Однажды я по его просьбе изложил ему все свои «теории», а также объяснил, почему то, что я арестован, ничего не меняет в моем апологетическом отношении к строю — все ту же неоднократно уже здесь изложенную бодягу о трудности пути вперед и силе человеческой косности, препятствующей прогрессу, которую необходимо преодолеть. Его реакция на эти «бесспорные» рассуждения меня удивила и поразила:
— А почему вы всего и всех так боитесь, если несете всем счастье? Почему же вам так необходимо их подавлять? Да и самих себя тоже…
Моей «диалектики» этот, с моей тогдашней точки зрения, отсталый, но почему-то очень мне приятный и вызывающий искреннее уважение человек явно не понимал. Разговор этот не имел продолжения, кто-то меня отвлек, а больше он не возобновлялся. Да и не был я тогда готов воспринять такой простой, «безыдейный» — человеческий взгляд на вещи. Но я был поражен.

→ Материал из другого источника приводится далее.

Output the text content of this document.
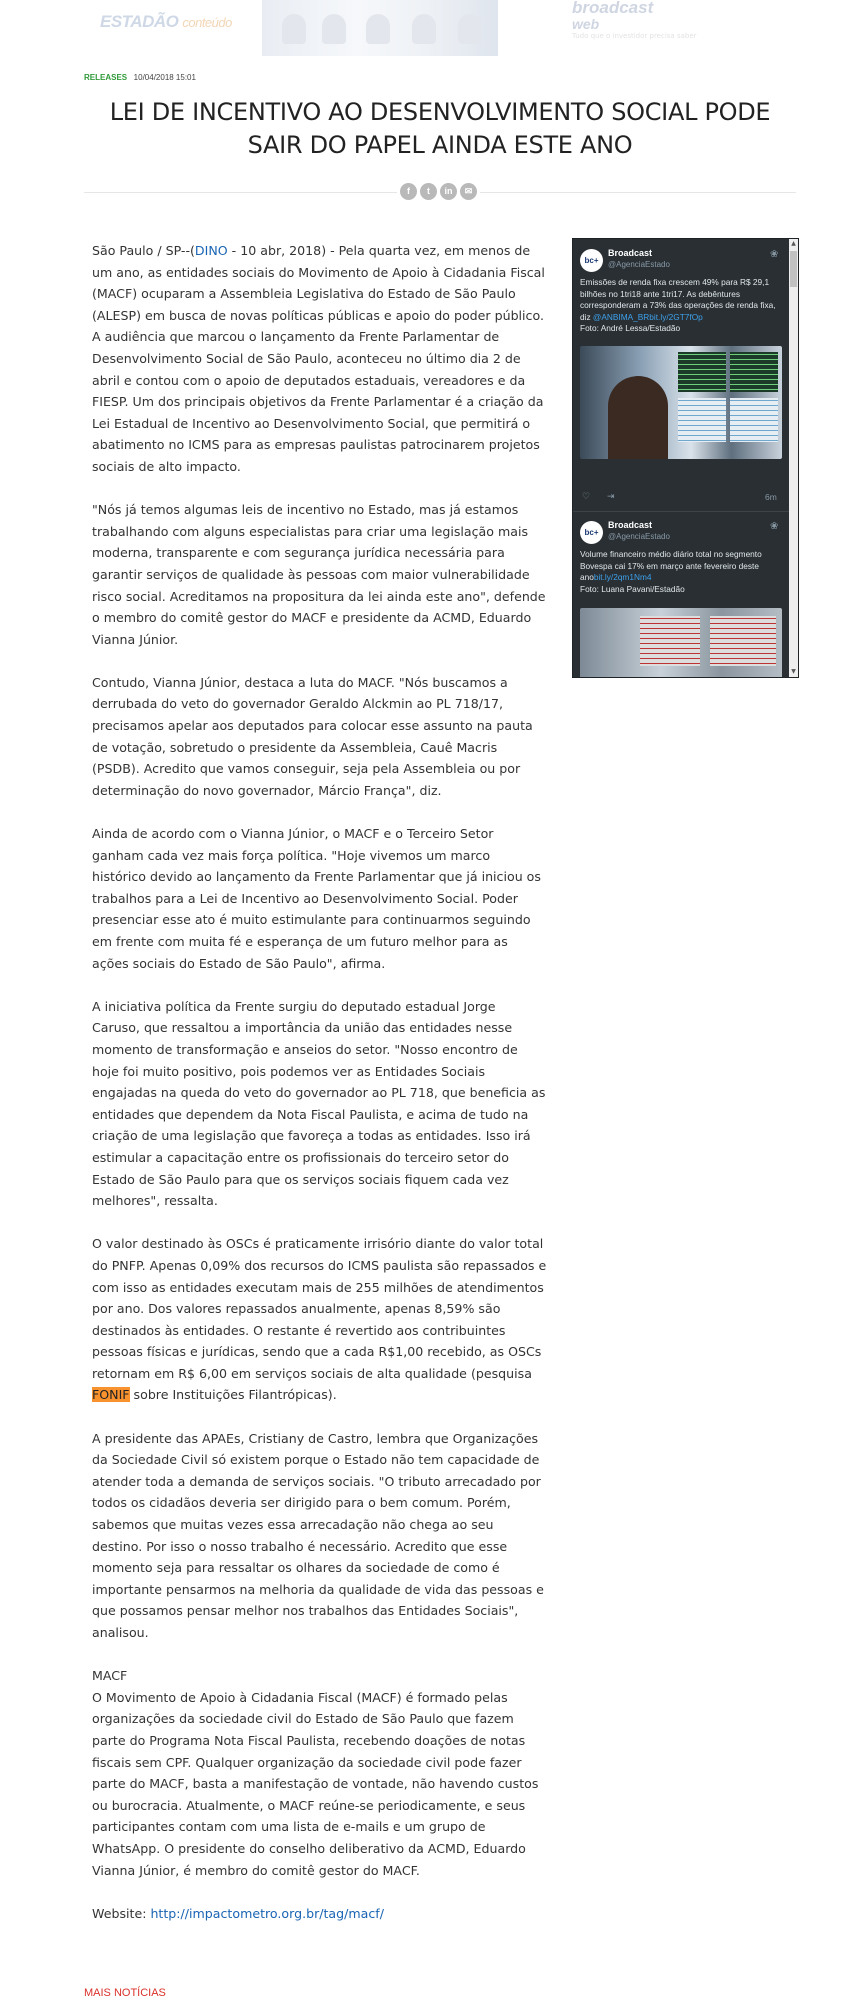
ESTADÃO conteúdo
broadcast
web
Tudo que o investidor precisa saber
RELEASES 10/04/2018 15:01
LEI DE INCENTIVO AO DESENVOLVIMENTO SOCIAL PODE SAIR DO PAPEL AINDA ESTE ANO
f	t	in	✉

São Paulo / SP--(DINO - 10 abr, 2018) - Pela quarta vez, em menos de um ano, as entidades sociais do Movimento de Apoio à Cidadania Fiscal (MACF) ocuparam a Assembleia Legislativa do Estado de São Paulo (ALESP) em busca de novas políticas públicas e apoio do poder público. A audiência que marcou o lançamento da Frente Parlamentar de Desenvolvimento Social de São Paulo, aconteceu no último dia 2 de abril e contou com o apoio de deputados estaduais, vereadores e da FIESP. Um dos principais objetivos da Frente Parlamentar é a criação da Lei Estadual de Incentivo ao Desenvolvimento Social, que permitirá o abatimento no ICMS para as empresas paulistas patrocinarem projetos sociais de alto impacto.

"Nós já temos algumas leis de incentivo no Estado, mas já estamos trabalhando com alguns especialistas para criar uma legislação mais moderna, transparente e com segurança jurídica necessária para garantir serviços de qualidade às pessoas com maior vulnerabilidade risco social. Acreditamos na propositura da lei ainda este ano", defende o membro do comitê gestor do MACF e presidente da ACMD, Eduardo Vianna Júnior.

Contudo, Vianna Júnior, destaca a luta do MACF. "Nós buscamos a derrubada do veto do governador Geraldo Alckmin ao PL 718/17, precisamos apelar aos deputados para colocar esse assunto na pauta de votação, sobretudo o presidente da Assembleia, Cauê Macris (PSDB). Acredito que vamos conseguir, seja pela Assembleia ou por determinação do novo governador, Márcio França", diz.

Ainda de acordo com o Vianna Júnior, o MACF e o Terceiro Setor ganham cada vez mais força política. "Hoje vivemos um marco histórico devido ao lançamento da Frente Parlamentar que já iniciou os trabalhos para a Lei de Incentivo ao Desenvolvimento Social. Poder presenciar esse ato é muito estimulante para continuarmos seguindo em frente com muita fé e esperança de um futuro melhor para as ações sociais do Estado de São Paulo", afirma.

A iniciativa política da Frente surgiu do deputado estadual Jorge Caruso, que ressaltou a importância da união das entidades nesse momento de transformação e anseios do setor. "Nosso encontro de hoje foi muito positivo, pois podemos ver as Entidades Sociais engajadas na queda do veto do governador ao PL 718, que beneficia as entidades que dependem da Nota Fiscal Paulista, e acima de tudo na criação de uma legislação que favoreça a todas as entidades. Isso irá estimular a capacitação entre os profissionais do terceiro setor do Estado de São Paulo para que os serviços sociais fiquem cada vez melhores", ressalta.

O valor destinado às OSCs é praticamente irrisório diante do valor total do PNFP. Apenas 0,09% dos recursos do ICMS paulista são repassados e com isso as entidades executam mais de 255 milhões de atendimentos por ano. Dos valores repassados anualmente, apenas 8,59% são destinados às entidades. O restante é revertido aos contribuintes pessoas físicas e jurídicas, sendo que a cada R$1,00 recebido, as OSCs retornam em R$ 6,00 em serviços sociais de alta qualidade (pesquisa FONIF sobre Instituições Filantrópicas).

A presidente das APAEs, Cristiany de Castro, lembra que Organizações da Sociedade Civil só existem porque o Estado não tem capacidade de atender toda a demanda de serviços sociais. "O tributo arrecadado por todos os cidadãos deveria ser dirigido para o bem comum. Porém, sabemos que muitas vezes essa arrecadação não chega ao seu destino. Por isso o nosso trabalho é necessário. Acredito que esse momento seja para ressaltar os olhares da sociedade de como é importante pensarmos na melhoria da qualidade de vida das pessoas e que possamos pensar melhor nos trabalhos das Entidades Sociais", analisou.

MACF
O Movimento de Apoio à Cidadania Fiscal (MACF) é formado pelas organizações da sociedade civil do Estado de São Paulo que fazem parte do Programa Nota Fiscal Paulista, recebendo doações de notas fiscais sem CPF. Qualquer organização da sociedade civil pode fazer parte do MACF, basta a manifestação de vontade, não havendo custos ou burocracia. Atualmente, o MACF reúne-se periodicamente, e seus participantes contam com uma lista de e-mails e um grupo de WhatsApp. O presidente do conselho deliberativo da ACMD, Eduardo Vianna Júnior, é membro do comitê gestor do MACF.

Website: http://impactometro.org.br/tag/macf/

bc+
Broadcast
@AgenciaEstado
❀
Emissões de renda fixa crescem 49% para R$ 29,1 bilhões no 1tri18 ante 1tri17. As debêntures corresponderam a 73% das operações de renda fixa, diz @ANBIMA_BRbit.ly/2GT7fOp
Foto: André Lessa/Estadão
♡ ⇥	6m
bc+
Broadcast
@AgenciaEstado
❀
Volume financeiro médio diário total no segmento Bovespa cai 17% em março ante fevereiro deste anobit.ly/2qm1Nm4
Foto: Luana Pavani/Estadão
▲
▼
MAIS NOTÍCIAS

Это был трезвый взгляд извне на ту систему, то зафлаженное пространство (не только сталинщины, но и идейного коммунизма), внутри которого металась моя мысль. Взгляд оттуда, где для меня тогда еще не существовало ни правды, ни Духа. То, что нас, «штурмующих небо», можно воспринимать как трусов, меня даже не оскорбило, а только удивило. Но это в меня и запало. Тем более что я не мог не чувствовать, что человек, говоривший мне это, сам отнюдь не трус. И что сказано это не просто так, а идет из глубины сознания, причем сознания культурного и взрослого. Конечно, и эти определения — все сегодняшние, тогда я такими понятиями не оперировал. Я опять-таки это только почувствовал, а размышления (то есть увязывание с правильным мировоззрением) как бы отложил на потом. Впрочем, и этого я не сознавал.

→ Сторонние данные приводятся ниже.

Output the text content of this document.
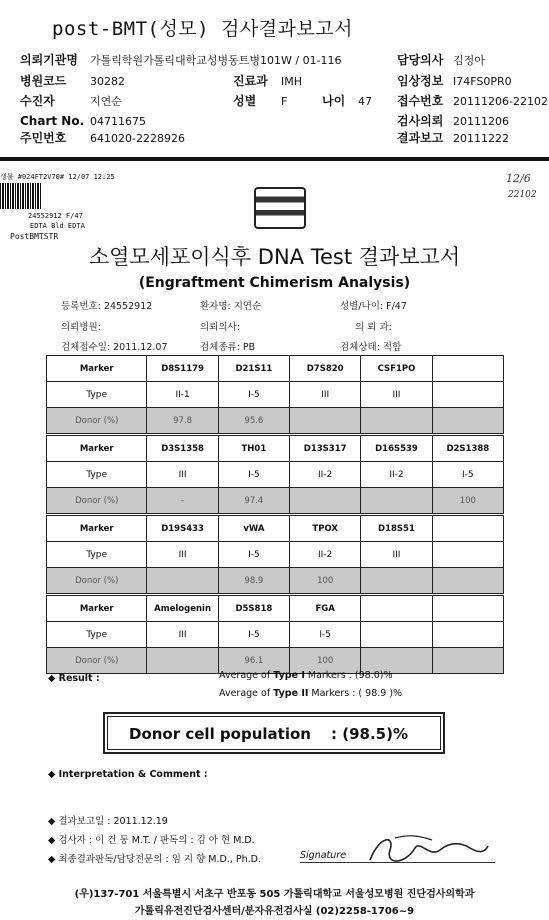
post-BMT(성모) 검사결과보고서
의뢰기관명 가톨릭학원가톨릭대학교성병동트병101W / 01-116	담당의사 김정아
병원코드 30282	진료과 IMH	임상정보 I74FS0PR0
수진자	지연순	성별 F	나이 47 접수번호 20111206-22102
Chart No. 04711675	검사의뢰 20111206
주민번호 641020-2228926	결과보고 20111222
생물 #024FT2V70# 12/07 12:25
24552912 F/47
EDTA Bld EDTA
PostBMTSTR
12/6
22102
소열모세포이식후 DNA Test 결과보고서
(Engraftment Chimerism Analysis)
등록번호: 24552912	환자명: 지연순	성별/나이: F/47
의뢰병원:	의뢰의사:	의 뢰 과:
검체접수일: 2011.12.07	검체종류: PB	검체상태: 적합
Marker	D8S1179	D21S11	D7S820	CSF1PO	
Type	II-1	I-5	III	III	
Donor (%)	97.8	95.6			

Marker	D3S1358	TH01	D13S317	D16S539	D2S1388
Type	III	I-5	II-2	II-2	I-5
Donor (%)	-	97.4			100

Marker	D19S433	vWA	TPOX	D18S51	
Type	III	I-5	II-2	III	
Donor (%)		98.9	100		

Marker	Amelogenin	D5S818	FGA		
Type	III	I-5	I-5		
Donor (%)		96.1	100		
◆ Result :	Average of Type I Markers : (98.0)%
Average of Type II Markers : ( 98.9 )%
Donor cell population : (98.5)%
◆ Interpretation & Comment :
◆ 결과보고일 : 2011.12.19
◆ 검사자 : 이 건 동 M.T. / 판독의 : 김 아 현 M.D.
◆ 최종결과판독/담당전문의 : 임 지 향 M.D., Ph.D.	Signature
(우)137-701 서울특별시 서초구 반포동 505 가톨릭대학교 서울성모병원 진단검사의학과
가톨릭유전진단검사센터/분자유전검사실 (02)2258-1706~9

Его слова и образ, конечно, помогли моему прозрению. Потом — тогда оно еще и не думало наступать. Благодарен же я ему не только за это, но и за товарищескую помощь. Однажды он меня крепко выручил, спас от издевательства. Уже упоминавшиеся здесь «блатные политики» однажды от нечего делать стали ко мне приставать. Нет, не с целью ограбить или причинить мне какой-либо вред, а исключительно потехи ради. Завели разговор издалека. Дескать, пишешь? А что пишешь? А зачем пишешь? Всех вопросов не помню, но общее в них было то, что все они задавались не с целью услышать ответ. Потешало же их то, что поначалу я отвечал им серьезно и по мере того, как вопросы становились все насмешливей, не мог этого тона изменить — чувствовал, но не сознавал ситуации и все пытался что-то им объяснить. Дошло до того, что чуть ли не начал читать стихи. Ощущая, что это идиотизм. Но татуированные наседали — рассеивали скуку.

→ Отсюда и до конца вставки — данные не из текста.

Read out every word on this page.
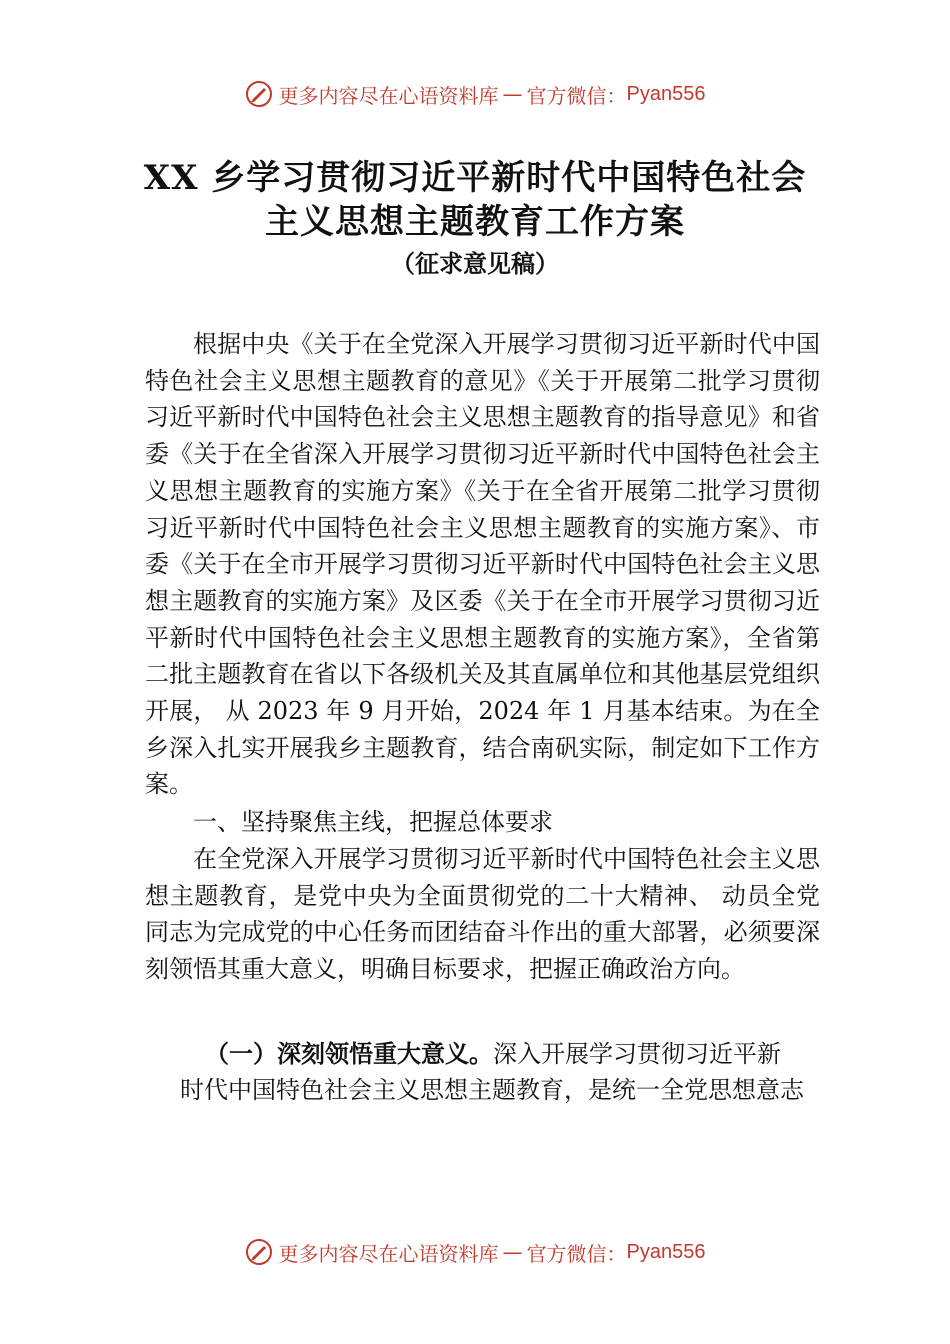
更多内容尽在心语资料库 — 官方微信： Pyan556
XX 乡学习贯彻习近平新时代中国特色社会
主义思想主题教育工作方案
（征求意见稿）
根据中央《关于在全党深入开展学习贯彻习近平新时代中国特色社会主义思想主题教育的意见》《关于开展第二批学习贯彻习近平新时代中国特色社会主义思想主题教育的指导意见》和省委《关于在全省深入开展学习贯彻习近平新时代中国特色社会主义思想主题教育的实施方案》《关于在全省开展第二批学习贯彻习近平新时代中国特色社会主义思想主题教育的实施方案》、市委《关于在全市开展学习贯彻习近平新时代中国特色社会主义思想主题教育的实施方案》及区委《关于在全市开展学习贯彻习近平新时代中国特色社会主义思想主题教育的实施方案》，全省第二批主题教育在省以下各级机关及其直属单位和其他基层党组织开展， 从 2023 年 9 月开始，2024 年 1 月基本结束。为在全乡深入扎实开展我乡主题教育，结合南矾实际，制定如下工作方案。
一、坚持聚焦主线，把握总体要求
在全党深入开展学习贯彻习近平新时代中国特色社会主义思想主题教育，是党中央为全面贯彻党的二十大精神、 动员全党同志为完成党的中心任务而团结奋斗作出的重大部署，必须要深刻领悟其重大意义，明确目标要求，把握正确政治方向。
（一）深刻领悟重大意义。深入开展学习贯彻习近平新
时代中国特色社会主义思想主题教育，是统一全党思想意志
更多内容尽在心语资料库 — 官方微信： Pyan556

И вдруг сбоку, с нижних нар (я лежал на верхних против входа в камеру), раздался обращенный ко мне возмущенно-требовательный голос Гуго Карловича:
— Что вы делаете? Прекратите немедленно! — и поскольку я не понимал, что это значит, добавил, столь же требовательно приказывая: — Ложитесь и перестаньте отвечать. Замолчите!
К сожалению, этот недостаток — неумение вовремя почувствовать, изменить психологическую обстановку разговора, несоответствие ее ожидаемому — свойствен мне и поныне. Если не ожидаю подвоха, могу попасть впросак. Но все же я теперь более вооружен против этого. Ибо усвоил, что никакое уважение и доверие к людям не должно позволять им ни самоутверждаться, ни веселиться за счет твоего достоинства. Применять это усвоенное мне приходилось не так уж часто, с годами все реже, но Гуго Карловича я никогда не забуду. Яростная реакция на, казалось бы, незначительное (особенно по тем временам и обстоятельствам) поругание человеческого достоинства, причем когда дело касалось человека, внутренне ему неблизкого, да что неблизкого — просто сочувствовавшего его врагам и мучителям (пусть он и понимал, что это сдуру), — свидетельство его естественного благородства.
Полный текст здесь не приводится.